Research Data Management

Resource for best practices in managing, storing, and sharing your research data

Data Versioning

It can be both useful and necessary to retain different versions of datasets as they are transformed.  For example, data may need re-processing to include new calculations; errors may need to be corrected; or new data might need to be generated and added to the dataset.


Instead of editing the original file, which may risk irreversible loss of the raw data if an error is made during the overwriting process, researchers can create versions of datasets as changes are made.

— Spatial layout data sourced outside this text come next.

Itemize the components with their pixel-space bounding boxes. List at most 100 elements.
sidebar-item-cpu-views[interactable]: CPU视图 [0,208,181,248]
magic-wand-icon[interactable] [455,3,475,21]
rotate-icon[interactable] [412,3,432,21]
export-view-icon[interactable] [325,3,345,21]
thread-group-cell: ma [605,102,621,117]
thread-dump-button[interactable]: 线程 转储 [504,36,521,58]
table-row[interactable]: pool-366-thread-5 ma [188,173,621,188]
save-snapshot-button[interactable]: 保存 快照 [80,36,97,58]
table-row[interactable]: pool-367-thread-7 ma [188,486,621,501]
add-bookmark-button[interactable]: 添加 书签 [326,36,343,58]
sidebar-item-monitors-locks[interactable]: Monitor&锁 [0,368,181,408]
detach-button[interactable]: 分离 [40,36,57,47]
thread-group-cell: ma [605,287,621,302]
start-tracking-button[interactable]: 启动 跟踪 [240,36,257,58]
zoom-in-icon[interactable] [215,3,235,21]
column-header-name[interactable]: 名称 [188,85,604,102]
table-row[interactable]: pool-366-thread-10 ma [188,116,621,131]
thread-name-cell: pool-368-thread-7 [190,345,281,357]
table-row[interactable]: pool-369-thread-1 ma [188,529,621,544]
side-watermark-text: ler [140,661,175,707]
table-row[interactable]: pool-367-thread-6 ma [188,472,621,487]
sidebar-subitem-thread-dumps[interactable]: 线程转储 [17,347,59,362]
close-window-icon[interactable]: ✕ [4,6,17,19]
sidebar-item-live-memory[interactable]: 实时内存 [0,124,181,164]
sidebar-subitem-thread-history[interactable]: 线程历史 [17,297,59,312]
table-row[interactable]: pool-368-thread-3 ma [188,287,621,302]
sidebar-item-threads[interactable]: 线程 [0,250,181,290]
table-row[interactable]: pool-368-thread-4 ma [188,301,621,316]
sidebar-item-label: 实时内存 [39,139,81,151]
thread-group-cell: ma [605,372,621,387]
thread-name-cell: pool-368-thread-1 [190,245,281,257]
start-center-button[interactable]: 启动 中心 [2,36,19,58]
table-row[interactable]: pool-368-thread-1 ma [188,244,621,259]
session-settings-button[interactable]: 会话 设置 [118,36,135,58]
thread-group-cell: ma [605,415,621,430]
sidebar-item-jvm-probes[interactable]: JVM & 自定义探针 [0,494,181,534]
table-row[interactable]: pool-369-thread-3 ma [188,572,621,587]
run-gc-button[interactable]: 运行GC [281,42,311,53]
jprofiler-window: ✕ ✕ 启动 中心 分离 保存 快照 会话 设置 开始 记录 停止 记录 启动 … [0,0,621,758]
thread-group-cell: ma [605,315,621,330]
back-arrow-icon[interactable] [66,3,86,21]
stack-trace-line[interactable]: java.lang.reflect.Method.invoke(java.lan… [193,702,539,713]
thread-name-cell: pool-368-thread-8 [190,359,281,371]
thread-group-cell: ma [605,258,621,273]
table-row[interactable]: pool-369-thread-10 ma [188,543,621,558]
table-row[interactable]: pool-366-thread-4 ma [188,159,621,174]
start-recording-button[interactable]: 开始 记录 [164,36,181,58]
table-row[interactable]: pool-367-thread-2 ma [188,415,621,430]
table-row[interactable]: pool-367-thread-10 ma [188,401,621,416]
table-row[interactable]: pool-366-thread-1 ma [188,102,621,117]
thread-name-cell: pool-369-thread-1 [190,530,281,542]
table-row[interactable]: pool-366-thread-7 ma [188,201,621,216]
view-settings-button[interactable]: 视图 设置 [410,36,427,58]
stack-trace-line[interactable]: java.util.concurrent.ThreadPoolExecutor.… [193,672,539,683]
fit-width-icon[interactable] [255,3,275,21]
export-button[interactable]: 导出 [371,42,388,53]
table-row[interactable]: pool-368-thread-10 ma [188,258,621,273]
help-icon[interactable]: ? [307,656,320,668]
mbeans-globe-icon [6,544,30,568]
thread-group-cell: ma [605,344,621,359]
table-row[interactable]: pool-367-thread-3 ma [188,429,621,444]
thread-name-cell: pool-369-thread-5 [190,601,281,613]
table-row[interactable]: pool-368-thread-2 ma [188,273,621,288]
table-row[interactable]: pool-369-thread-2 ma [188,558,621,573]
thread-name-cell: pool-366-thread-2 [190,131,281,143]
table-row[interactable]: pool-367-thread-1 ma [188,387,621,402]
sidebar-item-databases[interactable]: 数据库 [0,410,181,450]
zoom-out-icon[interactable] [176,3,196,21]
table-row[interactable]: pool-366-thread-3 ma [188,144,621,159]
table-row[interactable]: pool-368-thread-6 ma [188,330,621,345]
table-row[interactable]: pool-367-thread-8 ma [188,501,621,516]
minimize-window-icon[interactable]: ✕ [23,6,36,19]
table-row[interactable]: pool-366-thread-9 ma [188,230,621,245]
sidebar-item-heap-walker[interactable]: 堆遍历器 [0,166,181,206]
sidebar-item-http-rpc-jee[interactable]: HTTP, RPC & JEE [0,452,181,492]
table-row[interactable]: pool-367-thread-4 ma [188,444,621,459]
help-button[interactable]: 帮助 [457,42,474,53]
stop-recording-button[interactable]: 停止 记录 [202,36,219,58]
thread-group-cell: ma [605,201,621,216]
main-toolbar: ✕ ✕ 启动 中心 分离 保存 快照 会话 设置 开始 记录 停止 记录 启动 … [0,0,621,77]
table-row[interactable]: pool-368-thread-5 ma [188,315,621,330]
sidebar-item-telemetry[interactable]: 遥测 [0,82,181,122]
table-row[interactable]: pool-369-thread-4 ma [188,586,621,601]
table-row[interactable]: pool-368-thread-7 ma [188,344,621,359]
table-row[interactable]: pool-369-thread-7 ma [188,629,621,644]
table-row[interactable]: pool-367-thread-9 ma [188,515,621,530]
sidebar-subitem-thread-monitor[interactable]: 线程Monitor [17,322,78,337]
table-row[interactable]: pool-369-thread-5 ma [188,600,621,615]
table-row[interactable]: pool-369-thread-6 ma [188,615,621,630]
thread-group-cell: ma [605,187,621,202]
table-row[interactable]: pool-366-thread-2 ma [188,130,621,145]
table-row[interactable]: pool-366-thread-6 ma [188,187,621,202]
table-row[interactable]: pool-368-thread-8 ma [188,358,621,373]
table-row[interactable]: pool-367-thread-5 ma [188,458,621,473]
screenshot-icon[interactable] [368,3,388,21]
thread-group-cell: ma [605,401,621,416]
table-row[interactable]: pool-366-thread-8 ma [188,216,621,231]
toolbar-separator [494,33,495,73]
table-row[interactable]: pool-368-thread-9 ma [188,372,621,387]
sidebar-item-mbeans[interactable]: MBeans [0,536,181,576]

To manage and keep track of older data versions, it’s recommended to add a number to the file name for each version.

For example, V2, V3, etc:

  • 20240325_MultiAnalysis_Submission_v2.csv
  • HarrisStudy_Survey002_20220603_v3.1.csv

Data Versioning Control Tables

Creating a control table can keep track of different versions of your files and help you and your team document changes.  A control table describes which versions of the document were created, what the change was, who made it, and when.  Consider creating a README file or spreadsheet listing the data versions to include with your dataset prior to storage. See below for an example:

Version Author Change or Purpose Date
1.1 TCN Corrected formula in column 7 20240427
1.2 RD Amended references 3 and 4  20240430
1.3 JRW Formatted results table 20240515
2.0 MJM Added statistical analysis section 20240529

Tips

  • Always record every change to a file no matter how small.

  • Discard obsolete versions after backups have been made.

  • Always keep a "read-only" version of your raw, unprocessed dataset to protect against unintentional changes.